Why I'm Building This
This is the new fullstack. Every layer is something I either want to learn or get significantly better at:
- Actuators — very hyped to learn more and build from scratch, yeah firmware and low-level control included
- PCB design — for quite some time I've wanted to get my hands dirty on this
- CAD design — I've worked a bit with Onshape and liked it, now I want to improve it even further
- FEA and CFD — sounds cool to explore, always wanted to learn how they do this in aerodynamics and maybe we also make our Tardy learn to swim (would be fun to do structural analysis) :)

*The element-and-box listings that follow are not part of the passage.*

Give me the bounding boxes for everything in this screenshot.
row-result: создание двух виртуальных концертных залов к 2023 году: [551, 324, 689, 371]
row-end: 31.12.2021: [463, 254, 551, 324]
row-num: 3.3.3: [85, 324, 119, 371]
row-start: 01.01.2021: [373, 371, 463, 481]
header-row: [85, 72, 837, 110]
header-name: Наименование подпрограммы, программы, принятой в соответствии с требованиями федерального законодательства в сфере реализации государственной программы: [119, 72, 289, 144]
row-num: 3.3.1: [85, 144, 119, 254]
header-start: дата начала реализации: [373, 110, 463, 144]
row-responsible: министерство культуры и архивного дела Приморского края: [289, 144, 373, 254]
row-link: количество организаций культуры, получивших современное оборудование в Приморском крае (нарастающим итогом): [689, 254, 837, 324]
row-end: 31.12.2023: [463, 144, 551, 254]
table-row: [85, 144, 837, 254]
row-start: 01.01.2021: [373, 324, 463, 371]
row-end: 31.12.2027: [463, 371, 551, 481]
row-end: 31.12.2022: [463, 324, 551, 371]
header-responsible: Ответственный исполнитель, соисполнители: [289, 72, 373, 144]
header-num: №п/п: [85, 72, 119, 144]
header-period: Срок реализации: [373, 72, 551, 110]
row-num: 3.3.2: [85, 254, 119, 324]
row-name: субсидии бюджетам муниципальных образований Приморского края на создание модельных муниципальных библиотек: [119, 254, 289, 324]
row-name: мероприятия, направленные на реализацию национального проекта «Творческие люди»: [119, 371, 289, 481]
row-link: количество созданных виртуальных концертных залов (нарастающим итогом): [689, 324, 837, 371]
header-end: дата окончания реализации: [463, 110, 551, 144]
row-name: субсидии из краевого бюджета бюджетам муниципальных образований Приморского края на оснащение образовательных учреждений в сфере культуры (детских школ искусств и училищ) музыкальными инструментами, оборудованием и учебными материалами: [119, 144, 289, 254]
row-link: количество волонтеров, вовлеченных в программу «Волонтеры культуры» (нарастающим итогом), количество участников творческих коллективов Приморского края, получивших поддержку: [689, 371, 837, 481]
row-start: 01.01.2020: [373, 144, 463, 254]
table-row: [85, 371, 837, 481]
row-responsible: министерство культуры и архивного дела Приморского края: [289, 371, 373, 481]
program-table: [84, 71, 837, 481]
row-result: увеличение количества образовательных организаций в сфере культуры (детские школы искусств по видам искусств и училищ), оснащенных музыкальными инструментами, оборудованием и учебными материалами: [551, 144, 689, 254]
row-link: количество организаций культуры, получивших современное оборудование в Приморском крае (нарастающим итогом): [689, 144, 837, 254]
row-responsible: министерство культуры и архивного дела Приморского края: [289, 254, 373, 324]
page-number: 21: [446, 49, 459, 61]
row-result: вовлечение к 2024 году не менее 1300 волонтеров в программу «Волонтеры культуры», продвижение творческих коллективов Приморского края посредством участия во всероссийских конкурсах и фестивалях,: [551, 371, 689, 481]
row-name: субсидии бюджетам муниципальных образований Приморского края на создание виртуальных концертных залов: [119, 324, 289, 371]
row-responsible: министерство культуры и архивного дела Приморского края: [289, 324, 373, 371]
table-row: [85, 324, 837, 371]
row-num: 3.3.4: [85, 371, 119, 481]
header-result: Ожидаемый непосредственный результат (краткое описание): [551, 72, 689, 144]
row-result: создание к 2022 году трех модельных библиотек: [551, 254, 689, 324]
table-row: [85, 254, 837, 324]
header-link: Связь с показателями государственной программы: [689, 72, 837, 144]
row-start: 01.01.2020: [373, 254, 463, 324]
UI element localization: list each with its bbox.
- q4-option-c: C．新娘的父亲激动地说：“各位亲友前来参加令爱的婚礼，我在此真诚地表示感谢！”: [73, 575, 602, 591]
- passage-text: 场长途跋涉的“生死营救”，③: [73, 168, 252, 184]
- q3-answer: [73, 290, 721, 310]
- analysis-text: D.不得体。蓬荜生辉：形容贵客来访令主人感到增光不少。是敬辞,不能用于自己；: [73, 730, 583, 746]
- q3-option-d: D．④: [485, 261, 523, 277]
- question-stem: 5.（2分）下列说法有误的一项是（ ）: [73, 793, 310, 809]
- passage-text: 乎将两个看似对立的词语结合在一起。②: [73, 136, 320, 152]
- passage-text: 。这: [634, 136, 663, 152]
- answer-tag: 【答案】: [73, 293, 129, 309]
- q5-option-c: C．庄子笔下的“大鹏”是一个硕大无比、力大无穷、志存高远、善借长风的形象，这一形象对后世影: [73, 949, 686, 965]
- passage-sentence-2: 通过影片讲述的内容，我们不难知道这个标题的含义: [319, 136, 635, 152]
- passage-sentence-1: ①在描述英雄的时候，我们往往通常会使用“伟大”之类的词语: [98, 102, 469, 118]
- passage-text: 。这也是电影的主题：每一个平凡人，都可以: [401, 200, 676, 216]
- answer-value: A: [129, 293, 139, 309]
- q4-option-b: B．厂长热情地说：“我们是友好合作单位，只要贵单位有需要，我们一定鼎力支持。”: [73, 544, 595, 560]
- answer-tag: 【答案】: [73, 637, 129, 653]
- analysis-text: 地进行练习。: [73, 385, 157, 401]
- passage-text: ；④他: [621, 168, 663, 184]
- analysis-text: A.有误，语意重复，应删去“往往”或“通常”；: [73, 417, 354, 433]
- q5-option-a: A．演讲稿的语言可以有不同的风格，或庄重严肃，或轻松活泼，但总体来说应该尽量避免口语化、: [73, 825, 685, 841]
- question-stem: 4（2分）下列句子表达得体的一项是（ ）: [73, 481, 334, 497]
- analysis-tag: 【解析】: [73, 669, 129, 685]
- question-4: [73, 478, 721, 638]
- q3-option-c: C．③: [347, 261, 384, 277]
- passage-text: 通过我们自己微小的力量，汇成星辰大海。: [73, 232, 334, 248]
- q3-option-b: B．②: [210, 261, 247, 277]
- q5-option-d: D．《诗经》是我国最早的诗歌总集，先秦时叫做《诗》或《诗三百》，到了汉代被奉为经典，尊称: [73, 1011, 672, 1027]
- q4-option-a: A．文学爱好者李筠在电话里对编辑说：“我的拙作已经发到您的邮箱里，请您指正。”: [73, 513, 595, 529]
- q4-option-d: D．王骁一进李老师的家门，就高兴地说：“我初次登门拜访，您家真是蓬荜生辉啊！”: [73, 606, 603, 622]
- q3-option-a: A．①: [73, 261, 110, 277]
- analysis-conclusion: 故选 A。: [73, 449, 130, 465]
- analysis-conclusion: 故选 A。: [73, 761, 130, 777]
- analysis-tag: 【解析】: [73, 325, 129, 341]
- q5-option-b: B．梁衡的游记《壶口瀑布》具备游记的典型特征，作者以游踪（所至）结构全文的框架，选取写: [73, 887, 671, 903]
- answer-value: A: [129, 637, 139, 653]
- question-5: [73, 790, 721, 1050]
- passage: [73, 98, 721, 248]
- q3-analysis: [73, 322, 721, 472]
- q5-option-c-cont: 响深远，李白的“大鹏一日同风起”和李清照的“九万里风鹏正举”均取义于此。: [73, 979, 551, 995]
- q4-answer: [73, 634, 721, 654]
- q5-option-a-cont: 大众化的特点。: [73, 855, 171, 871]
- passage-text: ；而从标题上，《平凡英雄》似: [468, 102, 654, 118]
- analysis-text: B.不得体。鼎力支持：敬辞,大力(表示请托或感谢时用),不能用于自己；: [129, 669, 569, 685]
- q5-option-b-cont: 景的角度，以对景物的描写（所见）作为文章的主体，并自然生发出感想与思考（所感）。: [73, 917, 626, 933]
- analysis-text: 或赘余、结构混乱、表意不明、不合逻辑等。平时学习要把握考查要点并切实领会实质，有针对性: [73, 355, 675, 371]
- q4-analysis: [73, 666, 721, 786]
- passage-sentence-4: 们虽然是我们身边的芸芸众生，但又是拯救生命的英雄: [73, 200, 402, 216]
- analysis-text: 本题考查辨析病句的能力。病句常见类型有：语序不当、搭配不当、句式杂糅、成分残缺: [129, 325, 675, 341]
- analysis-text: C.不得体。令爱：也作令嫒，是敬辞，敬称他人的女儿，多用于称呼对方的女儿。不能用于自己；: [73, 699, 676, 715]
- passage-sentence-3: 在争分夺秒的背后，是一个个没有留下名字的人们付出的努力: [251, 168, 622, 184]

- System identification — I've partially done this but want to get a better idea of it
- Simulation — I've worked on this but there exists a plethora of things I still haven't figured out, particularly making USD and MJCF properly
- Learning — sim2real, world models, and downstream behaviours would be interesting to play with once I have foundations set up
Body Shell — 3D Model
Initial Motor Experiments

Architecture
| Layer | Purpose |
|---|---|
| Electrical — Actuator | FOC driver PCB (KiCad) |
| Electrical — Mainboard | ESP32 main board |
| Mechanical — Actuator | Motor housing, gearbox CAD |
| Mechanical — Body | Frame, legs, feet |
| Firmware — STM32 | FOC controller per actuator |
| Firmware — ESP32 | Main control loop, comms, safety |
| Simulation — Model | MJCF + meshes |
| Simulation — Envs | Gymnasium environments |
| Training | RL training scripts + configs |
| Deployment | Policy → weights → MCU inference (C) |
Key Design Decisions
Custom actuators over off-the-shelf servos. Torque and velocity control matter for learning-based policies. FOC-driven BLDC motors give direct torque control, multiple operating modes, and hopefully silent operation.
Learning over scripting. Scripted gaits are brittle. An animal doesn't have a lookup table for every terrain — it has a nervous system that adapts. The robot should build a repertoire of skills through interaction, not through my engineering effort.
Open source. This is the kind of project where sharing the work multiplies its value. Documenting everything as I go.
Status
Early-stage. Mechanical design underway in Onshape, project structure established, research into actuator design ongoing.